入船橋 (前稿写真の撮影場所) が架かっているのは新大橋通だが、この大通りは震災復興事業で新たに造られた街路で、震災復興計画図を見ると幹線街路という大路の格付がなされ、一方 (前稿写真参照) 入船橋から築地川に平行して走る大通り (写っていないが写真左側を走る) は震災復興計画図によると補助街路という格付がなされている。
今でこそ佃大橋によって佃島と繋がっているこの後者の通りも、佃大橋が完成するまでは隅田川までで、その終点からは江戸時代は島と結ぶ佃の渡しが、明治から昭和までは佃島渡船が行き来していた。

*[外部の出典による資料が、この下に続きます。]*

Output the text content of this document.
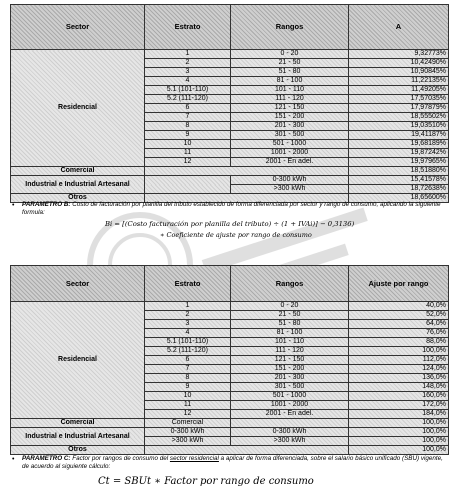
Sector	Estrato	Rangos	A
Residencial	1	0 - 20	9,32773%
	2	21 - 50	10,42490%
	3	51 - 80	10,90845%
	4	81 - 100	11,22135%
	5.1 (101-110)	101 - 110	11,49205%
	5.2 (111-120)	111 - 120	17,57035%
	6	121 - 150	17,97879%
	7	151 - 200	18,55502%
	8	201 - 300	19,03510%
	9	301 - 500	19,41187%
	10	501 - 1000	19,68189%
	11	1001 - 2000	19,87242%
	12	2001 - En adel.	19,97965%
Comercial			18,51880%
Industrial e Industrial Artesanal		0-300 kWh	15,41578%
		>300 kWh	18,72638%
Otros			18,65600%
• PARAMETRO B: Costo de facturación por planilla del tributo establecido de forma diferenciada por sector y rango de consumo, aplicando la siguiente formula:
Bi = [(Costo facturación por planilla del tributo) ÷ (1 + IVAi)] − 0,3136)
∗ Coeficiente de ajuste por rango de consumo
Sector	Estrato	Rangos	Ajuste por rango
Residencial	1	0 - 20	40,0%
	2	21 - 50	52,0%
	3	51 - 80	64,0%
	4	81 - 100	76,0%
	5.1 (101-110)	101 - 110	88,0%
	5.2 (111-120)	111 - 120	100,0%
	6	121 - 150	112,0%
	7	151 - 200	124,0%
	8	201 - 300	136,0%
	9	301 - 500	148,0%
	10	501 - 1000	160,0%
	11	1001 - 2000	172,0%
	12	2001 - En adel.	184,0%
Comercial	Comercial		100,0%
Industrial e Industrial Artesanal	0-300 kWh	0-300 kWh	100,0%
	>300 kWh	>300 kWh	100,0%
Otros			100,0%
• PARAMETRO C: Factor por rangos de consumo del sector residencial a aplicar de forma diferenciada, sobre el salario básico unificado (SBU) vigente, de acuerdo al siguiente cálculo:
Ct = SBUt ∗ Factor por rango de consumo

前稿写真に写る築地川にはもう一つ隠された歴史がある。
入船橋から見下ろすとあたかも築地川の川底を整備しての運動広場のようにみえるが、広場右奥 (築地川公園に上がる階段の右側の影になっている部分) には入り口を塞がれたコンクリート製のトンネルあり、このトンネルは築地川公園の下を晴海通の方角に伸びている。

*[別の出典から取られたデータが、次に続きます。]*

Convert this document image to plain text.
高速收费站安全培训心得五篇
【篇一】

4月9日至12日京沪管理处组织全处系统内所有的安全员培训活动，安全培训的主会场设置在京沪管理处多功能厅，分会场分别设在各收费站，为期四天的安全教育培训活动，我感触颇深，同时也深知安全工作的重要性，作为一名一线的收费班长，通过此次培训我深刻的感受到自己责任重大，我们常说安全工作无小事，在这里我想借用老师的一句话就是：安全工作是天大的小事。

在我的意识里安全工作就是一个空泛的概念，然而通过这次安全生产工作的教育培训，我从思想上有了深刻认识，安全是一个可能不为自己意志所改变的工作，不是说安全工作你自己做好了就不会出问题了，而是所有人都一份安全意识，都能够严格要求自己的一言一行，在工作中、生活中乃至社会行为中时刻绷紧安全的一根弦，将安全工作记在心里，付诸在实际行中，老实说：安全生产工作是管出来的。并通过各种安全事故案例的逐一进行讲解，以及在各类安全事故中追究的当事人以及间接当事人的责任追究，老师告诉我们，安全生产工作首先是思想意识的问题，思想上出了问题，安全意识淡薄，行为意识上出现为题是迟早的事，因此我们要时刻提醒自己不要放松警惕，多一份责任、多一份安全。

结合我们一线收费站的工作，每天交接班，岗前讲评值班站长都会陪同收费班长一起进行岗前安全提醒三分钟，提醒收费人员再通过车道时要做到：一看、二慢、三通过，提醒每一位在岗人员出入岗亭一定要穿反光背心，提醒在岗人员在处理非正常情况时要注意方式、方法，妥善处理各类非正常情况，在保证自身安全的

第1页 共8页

これは幻の首都高速環状線・10号晴海線の建設が放棄された跡で、首都高速新富町出口がある三吉橋から築地橋・入船橋にかけての妙な広さを持つ空間は、ここが高速道路の合流予定地点であった跡地ということになる。
つまり、もし高速道路が完成していれば上の運動広場からは子どもたちの歓声ではなく、車の騒音が聞こえていた訳で、この景色もある意味での近代化産業放棄遺産として後世に伝えてもいいと思う。

前稿写真でマンションが建っている一角を震災復興東京市全図で見ると、京橋専修女学校、京橋商業学校、明石小学校、京橋高等小学校という表記が残っている。

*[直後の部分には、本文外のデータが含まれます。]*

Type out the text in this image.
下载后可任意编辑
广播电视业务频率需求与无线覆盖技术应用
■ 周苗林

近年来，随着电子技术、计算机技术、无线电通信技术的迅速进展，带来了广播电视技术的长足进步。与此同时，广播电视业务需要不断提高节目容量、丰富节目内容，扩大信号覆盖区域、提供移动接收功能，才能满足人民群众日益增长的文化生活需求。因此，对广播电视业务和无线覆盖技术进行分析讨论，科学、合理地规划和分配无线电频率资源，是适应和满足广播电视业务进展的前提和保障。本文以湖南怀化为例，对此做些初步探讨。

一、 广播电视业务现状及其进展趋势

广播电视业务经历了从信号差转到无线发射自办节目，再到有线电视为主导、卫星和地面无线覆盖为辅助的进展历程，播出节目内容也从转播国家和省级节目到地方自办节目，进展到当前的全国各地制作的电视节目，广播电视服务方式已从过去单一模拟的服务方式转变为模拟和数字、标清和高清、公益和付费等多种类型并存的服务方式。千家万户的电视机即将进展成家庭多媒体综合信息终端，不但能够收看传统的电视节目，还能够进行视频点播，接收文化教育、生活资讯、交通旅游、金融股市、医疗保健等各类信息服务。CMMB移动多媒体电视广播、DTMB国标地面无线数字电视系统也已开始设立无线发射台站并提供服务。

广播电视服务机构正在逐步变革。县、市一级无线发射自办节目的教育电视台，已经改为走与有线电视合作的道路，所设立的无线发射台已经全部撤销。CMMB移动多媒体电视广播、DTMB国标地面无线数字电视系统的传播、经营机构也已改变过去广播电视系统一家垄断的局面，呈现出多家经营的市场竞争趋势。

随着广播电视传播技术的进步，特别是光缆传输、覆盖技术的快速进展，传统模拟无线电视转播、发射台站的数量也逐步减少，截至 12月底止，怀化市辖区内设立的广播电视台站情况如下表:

この中で明石小学校と二卵性双生児のような京橋高等小学校は、都立京橋商業高校、区立第2中学校としてその歴史を刻んだ後、昭和57年(1982)に廃校となるまで教育の場として使い続けられた。
その後、区立施設として20年に亘り使われ、その間この建物は歴史的建造物としての扱いを受けることもなく、平成14年(2002)に解体された。

佃の渡しが生まれたのは正保2年(1645)、明治になり渡船料を取っての佃島渡船となり、昭和2年(1927)からは無賃の曳舟渡船となった。そして、昭和39年(1964)に佃大橋の完成により300年の歴史に幕を下ろすことになった。
佃島渡船跡の石碑から、その船着場に至る道筋の明石の歴史を考えてみた...。